Partisipasi di area Pameran JISTE 2024 di area Jepang, Layanan Hasil Laut Indonesia Catat Transaksi Mempunyai Peluang Simbol Dolar 35,8 Juta

JEPANG – Barang hasil laut Indonesia mencatatkan peluang proses gemilang di pameran The 26th Japan International Seafood and Technology Expo (JISTE) yang tersebut berlangsung di area Tokyo Big Sight, Jepang, pada 21sampai dengan23 Agustus 2024.
Potensi operasi yang dimaksud mencapai Dolar Amerika 35,8 jt atau setara dengan Rp557 miliar. Lebih dari 50 persen dari kegiatan berasal dari barang rumput laut dan juga telur ikan terbang (dried flying fish roe).

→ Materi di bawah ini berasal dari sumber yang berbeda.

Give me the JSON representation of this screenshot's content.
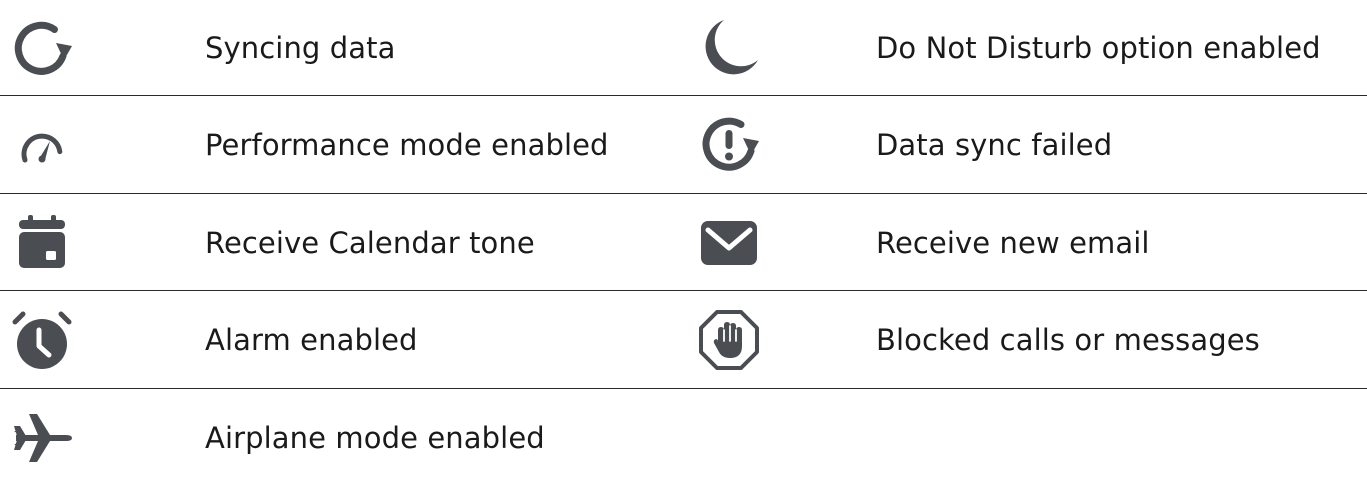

“Jepang merupakan salah satu bursa utama bagi komoditas perikanan Indonesia. Selama tiga tahun terakhir ini Negeri Sakura berada di dalam sikap ketiga negara tujuan ekspor komoditas perikanan Indonesia. Keikutsertaan Indonesia di pameran ini diharapkan dapat semakin meningkatkan kekuatan kedudukan item perikanan juga memacu peningkatan kinerja ekspor ke Jepang,” ujar Direktur Jenderal Pembangunan Ekspor Nasional Mardyana Listyowati.
Selain itu, melalui pameran ini Indonesia dapat menyosialisasikan tarif preferensi beberapa komoditas perikanan yang mana diatur di pembaharuan protokol Indonesian-Japan Economic Partnersip Agreement (IJEPA) yang tersebut baru belaka ditandatangani pada 8 Agustus 2024.

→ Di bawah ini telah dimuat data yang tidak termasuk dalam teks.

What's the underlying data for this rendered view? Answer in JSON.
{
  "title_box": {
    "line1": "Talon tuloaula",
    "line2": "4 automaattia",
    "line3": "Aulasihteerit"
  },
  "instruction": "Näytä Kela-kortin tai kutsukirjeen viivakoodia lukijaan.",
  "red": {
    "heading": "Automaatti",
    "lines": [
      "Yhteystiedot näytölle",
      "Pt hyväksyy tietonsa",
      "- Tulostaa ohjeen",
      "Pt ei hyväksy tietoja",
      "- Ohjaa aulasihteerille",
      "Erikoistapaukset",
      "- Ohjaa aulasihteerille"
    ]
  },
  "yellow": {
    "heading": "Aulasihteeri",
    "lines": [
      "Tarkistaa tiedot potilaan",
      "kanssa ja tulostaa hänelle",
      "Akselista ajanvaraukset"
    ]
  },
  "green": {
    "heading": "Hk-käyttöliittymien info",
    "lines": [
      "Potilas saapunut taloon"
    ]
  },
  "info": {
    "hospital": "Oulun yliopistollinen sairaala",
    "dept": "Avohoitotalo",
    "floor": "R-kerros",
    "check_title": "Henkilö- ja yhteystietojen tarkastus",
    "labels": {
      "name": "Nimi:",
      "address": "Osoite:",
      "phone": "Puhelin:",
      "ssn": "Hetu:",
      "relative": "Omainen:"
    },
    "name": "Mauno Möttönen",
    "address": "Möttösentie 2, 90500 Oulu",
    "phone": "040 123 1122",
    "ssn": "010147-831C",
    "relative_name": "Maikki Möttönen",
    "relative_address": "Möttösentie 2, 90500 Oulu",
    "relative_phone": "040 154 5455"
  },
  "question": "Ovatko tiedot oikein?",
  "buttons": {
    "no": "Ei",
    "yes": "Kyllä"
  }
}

The 26th Japan International Seafood and Technology Expo 2024 adalah pameran tahunan berkonsep business to business (B to B) berskala internasional. Pameran ini menampilkan hasil ikan juga ikan olahan, hasil laut, juga teknologi pemrosesan kemudian pengemasan produk-produk ikan. Selain menampilkan produk, para partisipan pameran melakukan penjajakan perusahaan melalui business matching dengan calon pembeli (buyer) yang mana sebagian besar berasal dari Jepang.
Mardyana mengungkapkan, salah satu barang yang digunakan berbagai diminati pada kompetisi penawaran ini adalah rumput laut. “Rumput laut dari Indonesia akan diekstraksi juga digunakan oleh perusahaan dari Jepun sebagai material baku pada berbagai produk-produk turunan, termasuk komoditas makanan, farmasi, kosmetik, dan juga tekstil. Selain itu, rumput laut digunakan untuk pakan ternak. Sistem lainnya yang dimaksud juga menarik perhatian adalah telur ikan terbang (dried flying fish roe) yang mana merupakan unsur masakan khas Jepang,” urai Mardyana.

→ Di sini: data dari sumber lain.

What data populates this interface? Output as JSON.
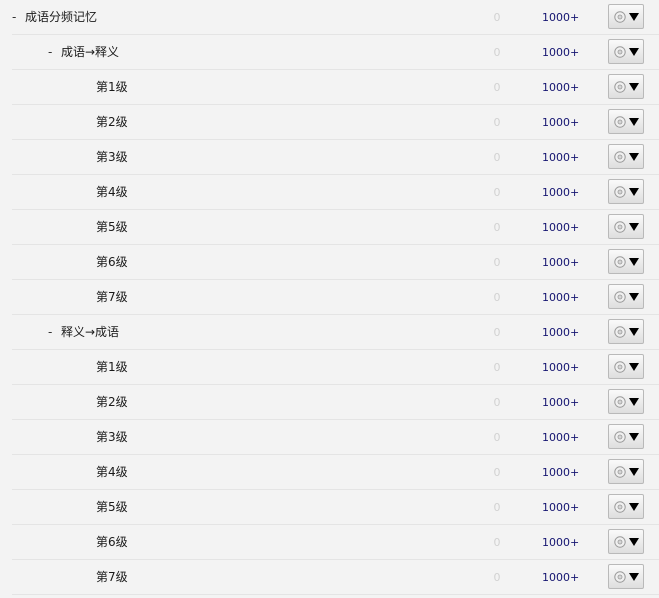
{
  "tree": {
    "rows": [
      {
        "level": 0,
        "toggle": "-",
        "label": "成语分频记忆",
        "count_a": "0",
        "count_b": "1000+"
      },
      {
        "level": 1,
        "toggle": "-",
        "label": "成语→释义",
        "count_a": "0",
        "count_b": "1000+"
      },
      {
        "level": 2,
        "toggle": "",
        "label": "第1级",
        "count_a": "0",
        "count_b": "1000+"
      },
      {
        "level": 2,
        "toggle": "",
        "label": "第2级",
        "count_a": "0",
        "count_b": "1000+"
      },
      {
        "level": 2,
        "toggle": "",
        "label": "第3级",
        "count_a": "0",
        "count_b": "1000+"
      },
      {
        "level": 2,
        "toggle": "",
        "label": "第4级",
        "count_a": "0",
        "count_b": "1000+"
      },
      {
        "level": 2,
        "toggle": "",
        "label": "第5级",
        "count_a": "0",
        "count_b": "1000+"
      },
      {
        "level": 2,
        "toggle": "",
        "label": "第6级",
        "count_a": "0",
        "count_b": "1000+"
      },
      {
        "level": 2,
        "toggle": "",
        "label": "第7级",
        "count_a": "0",
        "count_b": "1000+"
      },
      {
        "level": 1,
        "toggle": "-",
        "label": "释义→成语",
        "count_a": "0",
        "count_b": "1000+"
      },
      {
        "level": 2,
        "toggle": "",
        "label": "第1级",
        "count_a": "0",
        "count_b": "1000+"
      },
      {
        "level": 2,
        "toggle": "",
        "label": "第2级",
        "count_a": "0",
        "count_b": "1000+"
      },
      {
        "level": 2,
        "toggle": "",
        "label": "第3级",
        "count_a": "0",
        "count_b": "1000+"
      },
      {
        "level": 2,
        "toggle": "",
        "label": "第4级",
        "count_a": "0",
        "count_b": "1000+"
      },
      {
        "level": 2,
        "toggle": "",
        "label": "第5级",
        "count_a": "0",
        "count_b": "1000+"
      },
      {
        "level": 2,
        "toggle": "",
        "label": "第6级",
        "count_a": "0",
        "count_b": "1000+"
      },
      {
        "level": 2,
        "toggle": "",
        "label": "第7级",
        "count_a": "0",
        "count_b": "1000+"
      }
    ]
  },
  "icons": {
    "action_gear": "gear-icon",
    "action_caret": "caret-down-icon"
  },
  "colors": {
    "background": "#f3f3f3",
    "count_b": "#141470",
    "count_a": "#d2d2d2"
  }
}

Direktur Pengembangunan Ekspor Sistem Primer Miftah Farid menjelaskan, partisipasi Indonesia pada pameran JISTE 2024 menjadi langkah konkret di mempertahankan kerja mirip dengan mitra di tempat Negeri Matahari Terbit sekaligus memperkenalkan produk-produk perikanan unggulan lainnya yang digunakan diminati lingkungan ekonomi Jepang.
“Pada pameran JISTE 2024, Paviliun Indonesia memfasilitasi sembilan pelaku perniagaan yang menampilkan beragam hasil unggulan yang tersebut diminati oleh bursa Negeri Matahari Terbit seperti udang, gurita, cumi-cumi, kepiting, ikan tuna, cuttlefish, telur ikan terbang, serta komoditas rumput laut,“ ujar Miftah.
Menurut Miftah, item lainnya yang dimaksud digemari pada pangsa Jepang, antara lain, udang vaname, cumi-cumi, gurita, kemudian sotong yang digunakan di berbagai hidangan laut, baik pada bentuk segar maupun olahan.
“Produk-produk ini bukan hanya sekali diminati oleh sektor restoran, tetapi juga oleh sektor ritel yang tersebut berjualan dengan segera ke konsumen akhir, mengingat tingginya konsumsi makanan laut dalam Jepang,” kata Miftah.